The first blade 12 is pivotally secured to the second blade 16 at a point 32 intermediate the ends of the blades by a pivot means generally designated as 33 and consisting in this instance of a screw 34 having a slotted head 36 and a threaded shank 38 (FIG. 4). The blade 16 has a threaded opening at the pivot point 32 to receive the shank 38.
Spring means is provided for biasing the blades 12 and 16 to the open position as shown in FIG. 2; this spring biasing means is mounted about the pivot means 33 and includes a single flat coil 40 which spans an arc of slightly less than 360°; in this embodiment, the arc is about 270° (FIG. 3). As shown in FIG. 3, the coil 40 extends about the shank 38 of the screw 34. A chamfer 42 (FIG. 3) is provided in the blade 12 to accommodate the head 36 of the screw 34. The inner edge of this chamfer 42 defines most of the periphery of the pocket in the blade 12. One end of the coil 40 has an integral leg 44 generally perpendicular to the plane of the coil 40, as best seen in FIG. 4. The leg 44 is parallel to and adjacent the shank 38 of the screw 34, said screw 34 constituting a preferred pivot means. The other end 46 of the coil 40, as best seen in FIG. 3, extends tangentially away from the arc of the coil 40. As seen in FIG. 3, the first blade 12 has a tear drop shaped pocket adjacent and about the pivot means 33, the extension 48 of the pocket providing the tear drop shape. The other blade 16 also has a pocket 50 adjacent the pivot means 33 (screw 34). As shown in FIG. 4, the leg 44 is located in the pocket 50. Thus the spring means consisting generally of elements 40, 44 and 46 is disposed in the pockets, with the coil 40 of the spring means extending about the pivot means (shank 38, FIG. 3). The other end 46 of the coil 40, in conjunction with the anchor leg 44, biases the blades 12 and 16 to the open position, as can best be seen in FIGS. 3 and 4. The other end 46 of the coil 40 bears against a side 52 of the extension 48 of the pocket in the blade 12 (FIG. 3). The leg or pin 44 acts as an anchor in this regard.
As can be seen from FIGS. 2 and 4, the spring means in the present spring-biased scissors is virtually completely concealed and hidden from view, both by the head 36 of the screw 34 and also, on the opposite side, by virtue of the fact that only the tip end of the leg 44 is visible in the pocket 50 (FIG. 4).
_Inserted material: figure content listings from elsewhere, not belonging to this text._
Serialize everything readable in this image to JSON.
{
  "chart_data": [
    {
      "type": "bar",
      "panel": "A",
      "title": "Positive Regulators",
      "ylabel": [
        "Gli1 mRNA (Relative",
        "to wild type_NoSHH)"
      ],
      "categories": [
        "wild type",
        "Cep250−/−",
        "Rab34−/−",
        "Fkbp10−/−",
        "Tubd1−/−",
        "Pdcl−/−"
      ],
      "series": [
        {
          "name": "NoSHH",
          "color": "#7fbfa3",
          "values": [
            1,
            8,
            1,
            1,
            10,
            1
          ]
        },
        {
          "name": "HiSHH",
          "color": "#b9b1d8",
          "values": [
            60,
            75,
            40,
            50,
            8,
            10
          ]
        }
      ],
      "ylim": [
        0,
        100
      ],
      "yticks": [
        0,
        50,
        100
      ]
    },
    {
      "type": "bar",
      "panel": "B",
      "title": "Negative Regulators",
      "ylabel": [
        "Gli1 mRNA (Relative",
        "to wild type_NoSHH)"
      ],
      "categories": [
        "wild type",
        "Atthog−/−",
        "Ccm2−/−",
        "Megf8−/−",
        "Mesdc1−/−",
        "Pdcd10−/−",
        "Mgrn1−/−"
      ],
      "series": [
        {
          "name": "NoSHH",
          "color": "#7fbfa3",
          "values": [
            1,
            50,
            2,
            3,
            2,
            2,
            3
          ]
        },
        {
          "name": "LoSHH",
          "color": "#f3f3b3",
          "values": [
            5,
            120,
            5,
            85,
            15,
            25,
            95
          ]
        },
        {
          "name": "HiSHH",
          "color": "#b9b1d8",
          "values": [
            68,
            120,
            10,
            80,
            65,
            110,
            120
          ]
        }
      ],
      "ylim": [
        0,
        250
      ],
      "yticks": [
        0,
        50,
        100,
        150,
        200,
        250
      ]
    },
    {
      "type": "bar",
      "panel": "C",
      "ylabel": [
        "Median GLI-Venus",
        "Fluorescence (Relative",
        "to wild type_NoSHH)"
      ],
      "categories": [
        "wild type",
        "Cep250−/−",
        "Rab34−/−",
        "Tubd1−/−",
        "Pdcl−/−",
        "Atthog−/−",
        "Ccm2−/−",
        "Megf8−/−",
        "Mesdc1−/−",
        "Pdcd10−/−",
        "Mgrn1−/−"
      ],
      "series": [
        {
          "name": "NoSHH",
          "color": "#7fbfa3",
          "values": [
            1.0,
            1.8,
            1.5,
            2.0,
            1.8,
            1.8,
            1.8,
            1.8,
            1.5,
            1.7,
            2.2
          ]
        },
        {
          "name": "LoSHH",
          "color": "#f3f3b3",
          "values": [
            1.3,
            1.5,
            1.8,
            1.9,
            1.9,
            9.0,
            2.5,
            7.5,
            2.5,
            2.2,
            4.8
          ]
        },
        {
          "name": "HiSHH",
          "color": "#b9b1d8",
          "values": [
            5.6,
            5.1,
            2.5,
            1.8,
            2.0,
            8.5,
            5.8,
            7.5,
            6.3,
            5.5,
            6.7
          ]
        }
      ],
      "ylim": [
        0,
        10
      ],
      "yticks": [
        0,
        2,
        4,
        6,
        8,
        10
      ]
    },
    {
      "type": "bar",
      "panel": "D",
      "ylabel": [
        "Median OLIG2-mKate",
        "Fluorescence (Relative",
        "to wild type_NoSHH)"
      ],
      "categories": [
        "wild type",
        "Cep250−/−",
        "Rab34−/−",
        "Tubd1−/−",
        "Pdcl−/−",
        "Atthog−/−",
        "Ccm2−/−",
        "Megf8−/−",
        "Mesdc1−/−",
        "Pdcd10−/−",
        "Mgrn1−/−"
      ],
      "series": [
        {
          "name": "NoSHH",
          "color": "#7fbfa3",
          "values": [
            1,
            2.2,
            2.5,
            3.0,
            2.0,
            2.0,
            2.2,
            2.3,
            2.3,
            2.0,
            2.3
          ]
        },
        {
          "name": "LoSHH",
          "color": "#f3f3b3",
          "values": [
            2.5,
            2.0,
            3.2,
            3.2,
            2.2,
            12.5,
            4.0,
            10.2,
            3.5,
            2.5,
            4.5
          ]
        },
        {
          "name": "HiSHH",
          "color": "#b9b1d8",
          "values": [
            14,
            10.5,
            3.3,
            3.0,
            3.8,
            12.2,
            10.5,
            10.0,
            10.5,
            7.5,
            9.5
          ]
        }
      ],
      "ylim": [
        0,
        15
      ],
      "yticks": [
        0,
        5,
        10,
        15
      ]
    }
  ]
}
It thus will be seen that there is provided a device and article of manufacture which achieves the various objects of the invention and which is well adapted to meet the conditions of practical use.
As various possible embodiments might be made of the above invention, and as various changes might be made in the embodiment above set forth, it is to be understood that all matter herein described or shown in the accompanying drawings is to be interpreted as illustrative and not in a limiting sense. Thus, it will be understood by those skilled in the art that although a preferred embodiment has been shown and described in accordance with the Patent Statutes, the invention is not limited thereto or thereby.